The solution uses dynamic programming with memoization to try different arrangements of these remainder groups, tracking the running remainder to determine when a new group would be happy.

Learn more about Memoization, Dynamic Programming and Bitmask patterns.

Solution Approach

The solution uses greedy strategy combined with state compression and memoized search (dynamic programming).

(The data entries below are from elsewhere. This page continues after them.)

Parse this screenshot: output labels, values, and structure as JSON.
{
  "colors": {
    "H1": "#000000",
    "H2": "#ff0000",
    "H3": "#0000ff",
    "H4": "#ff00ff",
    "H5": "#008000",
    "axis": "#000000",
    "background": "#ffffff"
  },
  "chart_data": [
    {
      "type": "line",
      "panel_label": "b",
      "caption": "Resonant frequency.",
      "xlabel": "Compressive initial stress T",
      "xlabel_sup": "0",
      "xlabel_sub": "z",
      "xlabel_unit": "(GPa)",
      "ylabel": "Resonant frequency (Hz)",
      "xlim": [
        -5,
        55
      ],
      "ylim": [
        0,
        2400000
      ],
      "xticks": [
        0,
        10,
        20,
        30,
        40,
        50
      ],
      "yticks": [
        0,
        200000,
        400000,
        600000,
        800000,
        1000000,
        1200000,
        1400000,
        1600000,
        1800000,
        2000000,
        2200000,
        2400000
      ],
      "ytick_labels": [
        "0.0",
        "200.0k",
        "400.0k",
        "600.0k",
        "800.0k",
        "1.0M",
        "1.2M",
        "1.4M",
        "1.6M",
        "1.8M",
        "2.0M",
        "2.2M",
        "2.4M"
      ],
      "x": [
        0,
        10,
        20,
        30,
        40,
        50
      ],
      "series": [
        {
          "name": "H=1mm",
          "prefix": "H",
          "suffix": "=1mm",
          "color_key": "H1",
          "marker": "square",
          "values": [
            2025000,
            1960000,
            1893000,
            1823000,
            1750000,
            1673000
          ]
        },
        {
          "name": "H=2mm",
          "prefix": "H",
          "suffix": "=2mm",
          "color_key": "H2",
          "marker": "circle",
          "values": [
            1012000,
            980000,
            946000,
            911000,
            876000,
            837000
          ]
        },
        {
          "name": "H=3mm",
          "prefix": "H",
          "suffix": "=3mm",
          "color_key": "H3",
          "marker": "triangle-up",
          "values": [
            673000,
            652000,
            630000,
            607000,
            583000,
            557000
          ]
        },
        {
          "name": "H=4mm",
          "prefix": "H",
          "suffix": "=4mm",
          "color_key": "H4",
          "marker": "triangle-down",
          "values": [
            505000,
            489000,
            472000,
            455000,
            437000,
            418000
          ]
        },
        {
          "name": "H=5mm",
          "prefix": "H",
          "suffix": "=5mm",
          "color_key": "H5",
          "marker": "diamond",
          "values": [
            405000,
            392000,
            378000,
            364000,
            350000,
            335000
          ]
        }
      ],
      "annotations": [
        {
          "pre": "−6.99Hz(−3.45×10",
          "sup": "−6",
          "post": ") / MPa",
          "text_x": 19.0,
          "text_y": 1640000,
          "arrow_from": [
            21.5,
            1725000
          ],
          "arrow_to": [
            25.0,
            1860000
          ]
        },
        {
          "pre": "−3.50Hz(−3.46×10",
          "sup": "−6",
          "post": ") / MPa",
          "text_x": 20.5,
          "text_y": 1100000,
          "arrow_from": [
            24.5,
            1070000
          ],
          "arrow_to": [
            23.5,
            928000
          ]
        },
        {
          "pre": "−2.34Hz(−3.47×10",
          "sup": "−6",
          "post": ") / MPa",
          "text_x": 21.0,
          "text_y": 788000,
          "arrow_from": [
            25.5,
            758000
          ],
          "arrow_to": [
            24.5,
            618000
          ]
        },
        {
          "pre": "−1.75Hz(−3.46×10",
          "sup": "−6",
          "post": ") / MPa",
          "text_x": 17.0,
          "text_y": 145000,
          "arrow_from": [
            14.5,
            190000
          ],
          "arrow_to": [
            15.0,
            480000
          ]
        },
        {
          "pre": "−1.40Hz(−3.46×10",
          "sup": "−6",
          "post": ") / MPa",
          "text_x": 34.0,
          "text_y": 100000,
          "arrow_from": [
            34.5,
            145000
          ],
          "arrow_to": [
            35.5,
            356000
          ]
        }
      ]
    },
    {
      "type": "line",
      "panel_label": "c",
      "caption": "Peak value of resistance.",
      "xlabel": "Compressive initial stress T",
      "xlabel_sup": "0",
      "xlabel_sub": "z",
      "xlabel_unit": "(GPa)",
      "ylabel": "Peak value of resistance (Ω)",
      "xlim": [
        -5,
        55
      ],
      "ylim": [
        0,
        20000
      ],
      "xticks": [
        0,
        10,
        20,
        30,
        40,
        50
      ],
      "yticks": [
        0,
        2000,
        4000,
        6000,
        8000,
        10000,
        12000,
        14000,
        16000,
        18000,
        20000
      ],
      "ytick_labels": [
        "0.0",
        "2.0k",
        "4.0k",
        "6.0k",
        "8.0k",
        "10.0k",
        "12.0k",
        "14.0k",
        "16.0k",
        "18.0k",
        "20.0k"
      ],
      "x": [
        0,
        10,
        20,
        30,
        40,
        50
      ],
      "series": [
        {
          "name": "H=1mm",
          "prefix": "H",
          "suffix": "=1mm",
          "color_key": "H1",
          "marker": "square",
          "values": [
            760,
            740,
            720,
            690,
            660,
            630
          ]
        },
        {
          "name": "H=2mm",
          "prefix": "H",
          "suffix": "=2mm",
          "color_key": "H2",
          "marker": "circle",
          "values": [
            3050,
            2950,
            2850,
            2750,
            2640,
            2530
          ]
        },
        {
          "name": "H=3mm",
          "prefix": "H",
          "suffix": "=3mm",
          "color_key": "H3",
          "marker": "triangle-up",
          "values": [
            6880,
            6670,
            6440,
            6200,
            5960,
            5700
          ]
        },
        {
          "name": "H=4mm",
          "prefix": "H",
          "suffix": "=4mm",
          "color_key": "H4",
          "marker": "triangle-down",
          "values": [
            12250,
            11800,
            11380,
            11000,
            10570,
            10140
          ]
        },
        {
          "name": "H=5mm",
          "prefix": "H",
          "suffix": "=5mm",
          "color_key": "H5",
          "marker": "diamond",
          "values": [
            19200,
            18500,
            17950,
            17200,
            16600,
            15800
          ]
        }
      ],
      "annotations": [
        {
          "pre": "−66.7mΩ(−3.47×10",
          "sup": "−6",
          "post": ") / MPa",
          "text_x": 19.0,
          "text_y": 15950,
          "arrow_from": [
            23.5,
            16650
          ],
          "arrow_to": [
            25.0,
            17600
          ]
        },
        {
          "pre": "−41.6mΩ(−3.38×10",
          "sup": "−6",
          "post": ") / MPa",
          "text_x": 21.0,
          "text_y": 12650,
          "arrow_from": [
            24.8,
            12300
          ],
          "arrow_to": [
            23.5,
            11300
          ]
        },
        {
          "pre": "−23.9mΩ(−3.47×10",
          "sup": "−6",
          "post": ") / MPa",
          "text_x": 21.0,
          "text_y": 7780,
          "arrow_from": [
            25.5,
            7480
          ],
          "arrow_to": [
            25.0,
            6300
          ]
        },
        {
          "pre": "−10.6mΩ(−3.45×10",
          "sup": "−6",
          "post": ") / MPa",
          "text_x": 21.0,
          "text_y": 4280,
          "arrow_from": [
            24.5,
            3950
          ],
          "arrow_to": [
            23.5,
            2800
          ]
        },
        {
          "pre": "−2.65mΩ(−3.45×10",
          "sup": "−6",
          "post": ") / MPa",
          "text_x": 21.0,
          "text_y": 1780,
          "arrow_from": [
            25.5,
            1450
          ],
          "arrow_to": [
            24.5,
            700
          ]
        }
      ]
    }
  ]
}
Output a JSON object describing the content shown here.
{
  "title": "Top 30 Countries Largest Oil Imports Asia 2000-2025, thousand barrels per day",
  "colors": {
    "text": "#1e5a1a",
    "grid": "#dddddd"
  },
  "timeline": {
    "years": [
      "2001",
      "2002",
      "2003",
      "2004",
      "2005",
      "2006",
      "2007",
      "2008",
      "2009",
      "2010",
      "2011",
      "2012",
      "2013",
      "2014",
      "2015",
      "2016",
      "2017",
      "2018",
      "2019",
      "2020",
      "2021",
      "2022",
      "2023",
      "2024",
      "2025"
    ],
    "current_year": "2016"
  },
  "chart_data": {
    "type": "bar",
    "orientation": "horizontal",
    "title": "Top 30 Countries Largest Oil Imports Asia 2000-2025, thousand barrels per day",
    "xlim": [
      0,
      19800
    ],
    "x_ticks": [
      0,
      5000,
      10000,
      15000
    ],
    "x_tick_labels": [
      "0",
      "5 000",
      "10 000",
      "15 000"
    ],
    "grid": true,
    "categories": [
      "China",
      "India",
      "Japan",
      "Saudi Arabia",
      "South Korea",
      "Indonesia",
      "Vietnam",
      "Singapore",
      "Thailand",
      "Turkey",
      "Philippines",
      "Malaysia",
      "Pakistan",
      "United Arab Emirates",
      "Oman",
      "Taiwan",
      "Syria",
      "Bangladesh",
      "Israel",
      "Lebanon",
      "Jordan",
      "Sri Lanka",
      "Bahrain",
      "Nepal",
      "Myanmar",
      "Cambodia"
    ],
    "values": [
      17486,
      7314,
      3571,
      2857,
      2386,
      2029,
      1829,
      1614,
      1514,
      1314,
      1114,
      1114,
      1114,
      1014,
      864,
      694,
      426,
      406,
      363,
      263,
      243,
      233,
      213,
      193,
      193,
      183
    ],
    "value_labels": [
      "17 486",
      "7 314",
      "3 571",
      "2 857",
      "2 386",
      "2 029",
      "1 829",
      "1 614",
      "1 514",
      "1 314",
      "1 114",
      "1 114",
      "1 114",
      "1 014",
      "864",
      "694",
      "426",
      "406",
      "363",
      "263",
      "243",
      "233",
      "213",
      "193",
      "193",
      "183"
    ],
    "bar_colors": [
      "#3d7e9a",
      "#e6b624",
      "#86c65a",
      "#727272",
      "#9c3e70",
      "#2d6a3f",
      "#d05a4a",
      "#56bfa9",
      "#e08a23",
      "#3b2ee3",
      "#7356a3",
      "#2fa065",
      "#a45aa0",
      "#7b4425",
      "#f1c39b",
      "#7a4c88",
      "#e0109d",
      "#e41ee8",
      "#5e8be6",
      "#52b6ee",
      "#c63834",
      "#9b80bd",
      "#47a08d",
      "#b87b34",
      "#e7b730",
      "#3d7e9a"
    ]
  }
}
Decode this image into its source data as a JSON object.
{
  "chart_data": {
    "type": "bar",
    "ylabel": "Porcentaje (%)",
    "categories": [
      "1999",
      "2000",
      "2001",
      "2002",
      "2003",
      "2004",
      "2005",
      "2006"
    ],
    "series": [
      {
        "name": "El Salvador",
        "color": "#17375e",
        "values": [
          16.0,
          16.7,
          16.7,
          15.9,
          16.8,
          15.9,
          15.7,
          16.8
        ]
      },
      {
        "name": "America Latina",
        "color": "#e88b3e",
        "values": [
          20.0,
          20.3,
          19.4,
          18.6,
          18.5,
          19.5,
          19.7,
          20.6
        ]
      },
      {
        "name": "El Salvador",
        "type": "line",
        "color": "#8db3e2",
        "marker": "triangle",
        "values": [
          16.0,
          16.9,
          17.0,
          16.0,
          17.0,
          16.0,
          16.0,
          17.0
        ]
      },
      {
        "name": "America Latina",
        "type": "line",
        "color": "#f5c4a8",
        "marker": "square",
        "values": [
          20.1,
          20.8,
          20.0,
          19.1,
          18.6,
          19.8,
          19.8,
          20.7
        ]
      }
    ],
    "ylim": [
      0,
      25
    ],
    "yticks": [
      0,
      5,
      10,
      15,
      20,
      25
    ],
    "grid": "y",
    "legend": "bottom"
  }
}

Step 1: Handle Groups Divisible by BatchSize

First, we identify groups whose size is already a multiple of batchSize. These groups consume complete batches and leave no leftovers, so they can all be placed at the beginning and will all be happy:

ans = 0
for v in groups:
    i = v % batchSize
    ans += i == 0  # Count groups with remainder 0

Step 2: State Compression for Remaining Groups

For groups not divisible by batchSize, we only care about their remainder when divided by batchSize. We encode the frequency of each remainder into a single integer state:

  • Use 5 bits to represent the count of each remainder value
  • Remainder i is stored at bit positions [i*5, i*5+4]
  • Maximum batchSize is 9, so we need at most 8 * 5 = 40 bits
state = 0
for v in groups:
    i = v % batchSize
    if i:  # If remainder is not 0
        state += 1 << (i * 5)  # Increment count for remainder i

Step 3: Memoized Search with DFS

The core algorithm uses a recursive function dfs(state, mod) where:

  • state: Current frequency distribution of remainders
  • mod: Current cumulative remainder (sum of served groups mod batchSize)
  • Returns: Maximum number of happy groups possible from this state
@cache
def dfs(state, mod):
    res = 0
    x = int(mod == 0)  # 1 if current group will be happy, 0 otherwise
  
    for i in range(1, batchSize):
        if state >> (i * 5) & 31:  # Check if remainder i exists
            # Try using a group with remainder i
            t = dfs(state - (1 << (i * 5)), (mod + i) % batchSize)
            res = max(res, t + x)
  
    return res

How the DFS works:

  1. If mod == 0, the next group to be served will be happy (gets fresh donuts), so x = 1
  2. Try each possible remainder i from 1 to batchSize-1:
    • Check if we have groups with remainder i: (state >> (i * 5)) & 31 extracts the 5-bit count
    • If available, remove one group with remainder i from state: state - (1 << (i * 5))
    • Update cumulative remainder: (mod + i) % batchSize
    • Recursively solve the subproblem
    • Add x to account for whether the current group is happy
  3. Return the maximum happiness achievable

Step 4: Final Answer

The total answer combines:

  • Groups with size divisible by batchSize (all happy)
  • Optimal arrangement of remaining groups found by dfs(state, 0)
return ans + dfs(state, 0)

The @cache decorator provides memoization, preventing redundant calculations for the same (state, mod) pairs, which significantly improves performance.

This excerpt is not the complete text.